Na intrínseca relação jornalismo-formação de valores, certamente é a notícia (principal produto jornalístico) o elo capaz de revelar esta imbricação. Ao refletir na perspectiva da notícia como uma construção social infere-se que há um conjunto de elementos fundamentais para que um “fato” adquira o status de notícia. Segundo WOLF (2003:190), “[...] a noticiabilidade corresponde ao conjunto de critérios, operações e instrumentos com os quais os órgãos de informação enfrentam a tarefa de escolher, quotidianamente, de entre um número imprevisível e indefinido de factos, uma quantidade finita e tendencialmente estável de notícias”.

A definição de WOLF (2003) sobre a noticiabilidade indica claramente que há um processo de escolha, o qual demonstra que “a necessidade de selecionar, excluir, acentuar diferentes aspectos do acontecimento – processo orientado pelo enquadramento escolhido – são alguns exemplos de como a notícia, dando vida ao acontecimento, constrói o acontecimento e constrói a realidade” (CAREY [3] Apud TRAQUINA, 2001:87). Esse processo complexo, que transforma matéria-prima (os acontecimentos) num produto (as notícias) tem a ver com um conjunto de requisitos que devem necessariamente “fazer sentido” tanto aos órgãos de informação quanto aos profissionais (os jornalistas).
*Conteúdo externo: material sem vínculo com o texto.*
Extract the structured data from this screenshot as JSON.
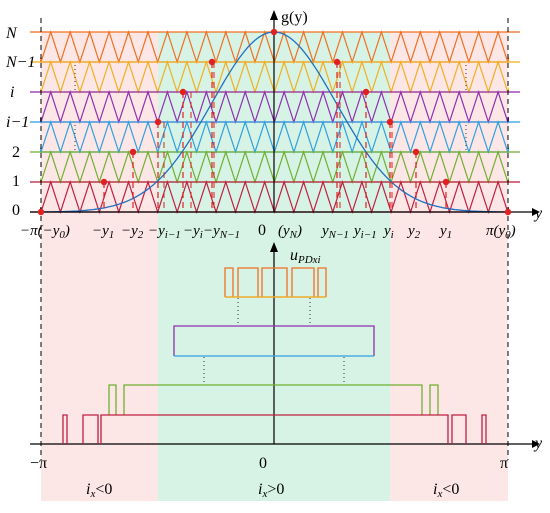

Para compreender a construção da notícia, nos filiamos às teorias construcionistas, que trazem o próprio ethos [4] jornalístico, o lugar onde as notícias são produzidas, como um elemento fundante, e no centro desse ethos, o jornalista se destaca. De acordo com Traquina (2001:86), as teorias construcionistas “reconhecem que as notícias são narrativas, ‘estórias’, marcadas pela cultura dos membros da tribo e pela cultura da sociedade onde estão inseridos”. Wolf (2003:190) compartilha desse ponto de vista e vai além, afirmando que “as notícias são aquilo que os jornalistas definem como tal”.

Os estudos da teoria da Narrativa põem os acontecimentos em perspectiva, encaixando os significados parciais em explicações e significações mais estáveis. Motta (2004) explica que as narrativas criam significações sociais, são produtos culturais inseridos em certos contextos históricos, conformam as crenças, os valores, as ideologias, a política, a sociedade inteira. A análise da narrativa é um caminho rumo ao significado, porque vê o significado como uma relação social e cultural, reafirmando ou renovando valores, atitudes, formas de dar sentido à realidade.

Na narrativa da mídia televisiva, Mota (2006) destaca que a análise precisa levar em conta que o plano de expressão é constituído de duas formas de representação: a imagética e a verbal. Para facilitar a decodificação por parte do telespectador, a autora observa que o código visual na TV é de natureza convencional. A seriação no formato das narrativas, com a respectiva repetição de padrões, como aponta Machado (2005), proporciona uma maior aproximação e aceitação do público ao discurso jornalístico.

Outra estratégia utilizada pela mídia televisiva para a construção de sentidos sobre a realidade é a referenciação. Como afirma Mota (2006:133), “o texto constrói a referência em imagem, dando-lhe atributos, da mesma forma que se alimenta da imagem para se auto-construir”. Os significados construídos pelo texto jornalístico geram efeitos de realidade.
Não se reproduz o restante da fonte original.